Gülen cemaatine 'gizli dinleme' soruşturması mı geliyor?

Gülen cemaatine 'gizli dinleme' soruşturması mı geliyor?

Hükümet ile Fethullah Gülen cemaati arasında dershane tartışmasının ardından yolsuzluk operasyonuyla doruğa çıkan tartışma sürerken "cemaate yakın devletteki kadrolara operasyon hazırlığı yapıldığı" haberleri kulislerde yaygın olarak konuşulmaya başlandı. Ankara kulislerinde 2012 yılı Aralık ayında Başbakan Recep Tayyip Erdoğan’ın çalışma ofisinde bulunan ortam dinleme cihazları (böcek) ile ilgili olarak Başbakanlık Teftiş Kurulu'nca yürütülen ön incelemenin tamamlandığı konuşuluyor.

Kulislerde konuşulan iddiaya göre, Başbakanlık Teftiş Kurulu raporunda, Erdoğan'ın odasında bulunan böceklerin o dönemde Başbakan'ın koruma polisleri tarafından konulmuş olabileceği yönünde kanaatler de yer alıyor. Başbakan'ın ofisinde bulunan böceklerle ilgili olarak Ankara Cumhuriyet Başsavcılığı’nın önümüzdeki hafta operasyon düğmesine basabileceği, bu kapsamda, cemaatle ilişkilendirilen bazı polislerin ifadesine başvurulacağı öne sürülüyor.

Son operasyonda da dinlendi mi?

 

Erdoğan'ın telefonlarının, 17 Aralık'ta gözaltı dalgası başlayan rüşvet ve yolsuzluk operasyonu kapsamında dinlendiği iddiası da gündeme gelmişti.
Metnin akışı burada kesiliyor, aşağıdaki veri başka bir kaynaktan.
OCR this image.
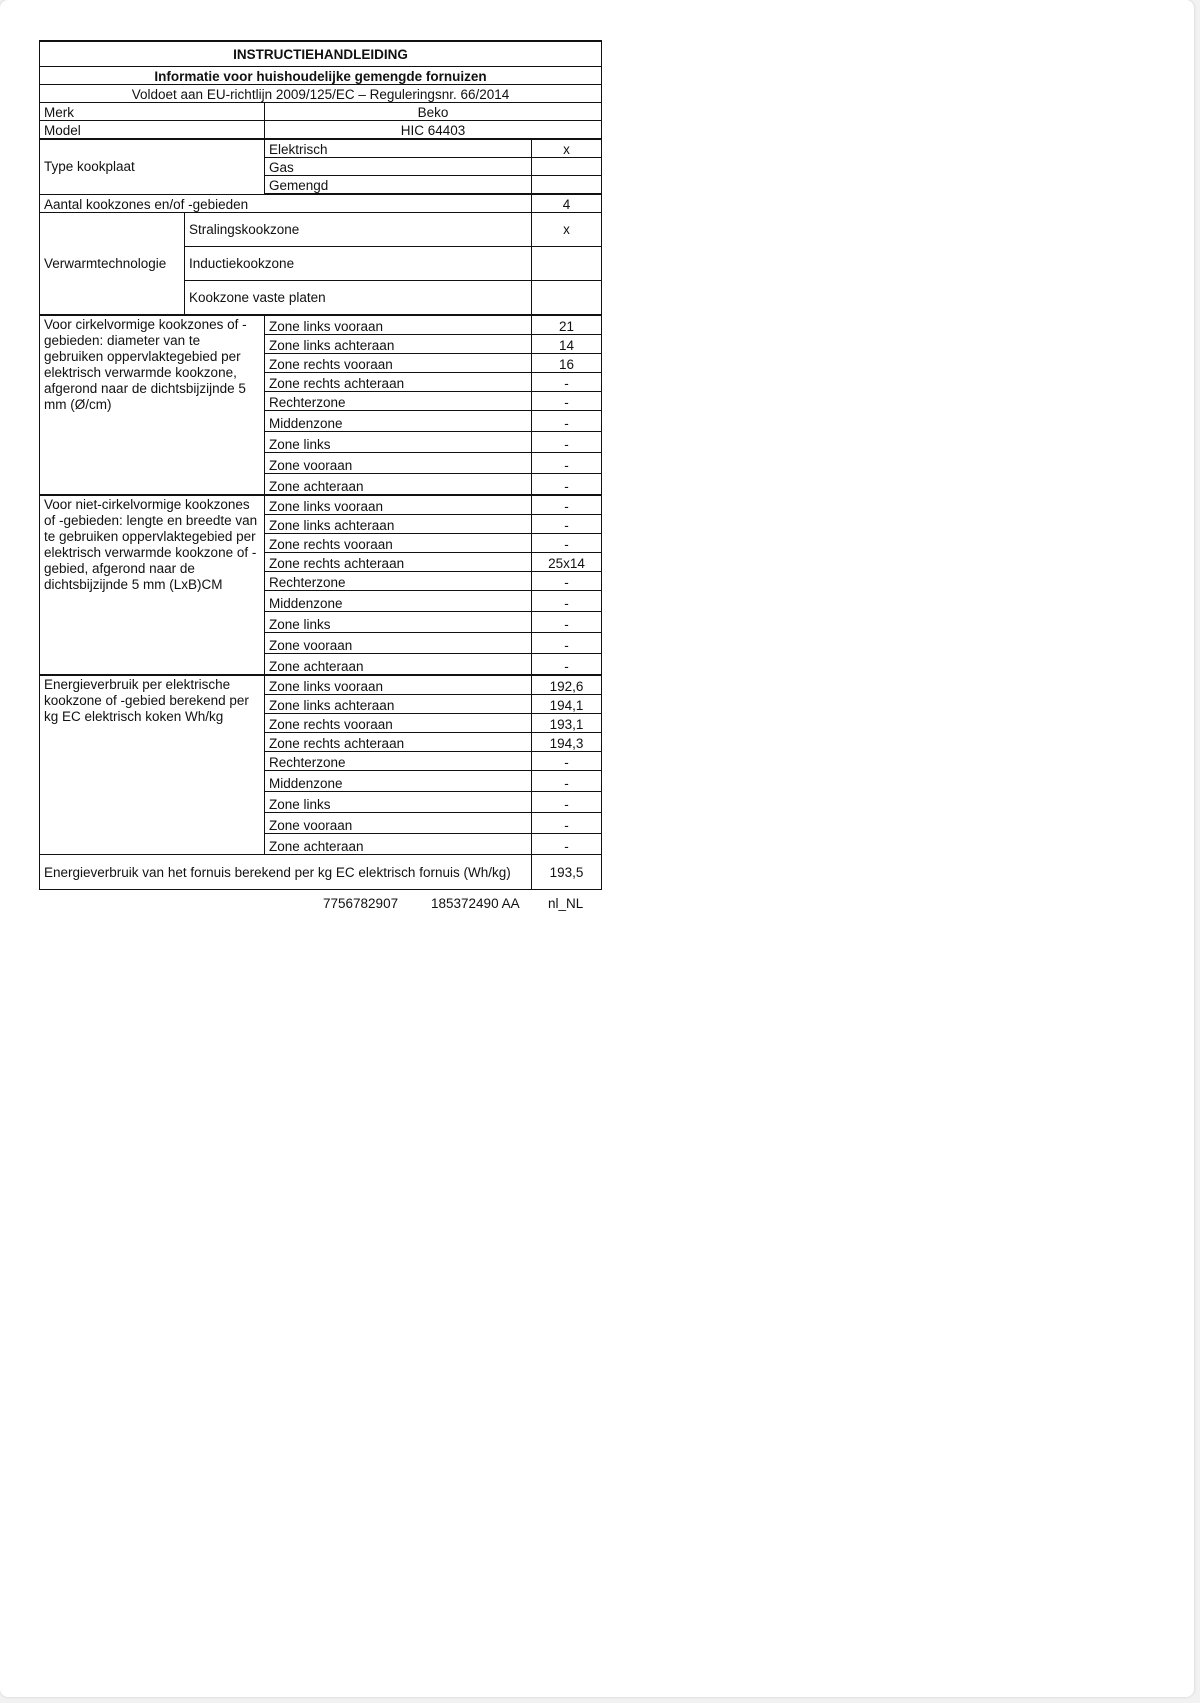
INSTRUCTIEHANDLEIDING			
Informatie voor huishoudelijke gemengde fornuizen			
Voldoet aan EU-richtlijn 2009/125/EC – Reguleringsnr. 66/2014			
Merk		Beko	
Model		HIC 64403	
Type kookplaat		Elektrisch	x
		Gas	
		Gemengd	
Aantal kookzones en/of -gebieden			4
Verwarmtechnologie	Stralingskookzone		x
	Inductiekookzone		
	Kookzone vaste platen		
Voor cirkelvormige kookzones of -gebieden: diameter van te gebruiken oppervlaktegebied per elektrisch verwarmde kookzone, afgerond naar de dichtsbijzijnde 5 mm (Ø/cm)		Zone links vooraan	21
		Zone links achteraan	14
		Zone rechts vooraan	16
		Zone rechts achteraan	-
		Rechterzone	-
		Middenzone	-
		Zone links	-
		Zone vooraan	-
		Zone achteraan	-
Voor niet-cirkelvormige kookzones of -gebieden: lengte en breedte van te gebruiken oppervlaktegebied per elektrisch verwarmde kookzone of -gebied, afgerond naar de dichtsbijzijnde 5 mm (LxB)CM		Zone links vooraan	-
		Zone links achteraan	-
		Zone rechts vooraan	-
		Zone rechts achteraan	25x14
		Rechterzone	-
		Middenzone	-
		Zone links	-
		Zone vooraan	-
		Zone achteraan	-
Energieverbruik per elektrische kookzone of -gebied berekend per kg EC elektrisch koken Wh/kg		Zone links vooraan	192,6
		Zone links achteraan	194,1
		Zone rechts vooraan	193,1
		Zone rechts achteraan	194,3
		Rechterzone	-
		Middenzone	-
		Zone links	-
		Zone vooraan	-
		Zone achteraan	-
Energieverbruik van het fornuis berekend per kg EC elektrisch fornuis (Wh/kg)			193,5
7756782907 185372490 AA nl_NL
Yeni Şafak gazetesi, iddiaları, birinci sayfasından, kesin bir ifadeyle "Erdoğan'ın telefonları da dinlendi" başlığıyla verdi.

Gözaltı dalgasının başlamasından yaklaşık 36 saat sonra hükümet adına açıklama yapan Başbakan Yardımcısı Bülent Arınç, "Erdoğan'ın telefonları da dinlendi mi" sorusu üzerine, iddia ve haberleri yalanlayan bir cevap vermemiş, "Başbakan'ın konutu ve ofisinde daha önce böcek bulunduğunu" hatırlatarak "bu konuda açıklamayı Başbakan'ın kendisinin yapacağını" söylemişti.

Gülen cemaati bünyesindeki yayınlardan Today's Zaman Gazetesi'nin Genel Yayın Yönetmeni Bülent Keneş de, cemaate karşı operasyon yapılacağı tahminini dile getirmişti.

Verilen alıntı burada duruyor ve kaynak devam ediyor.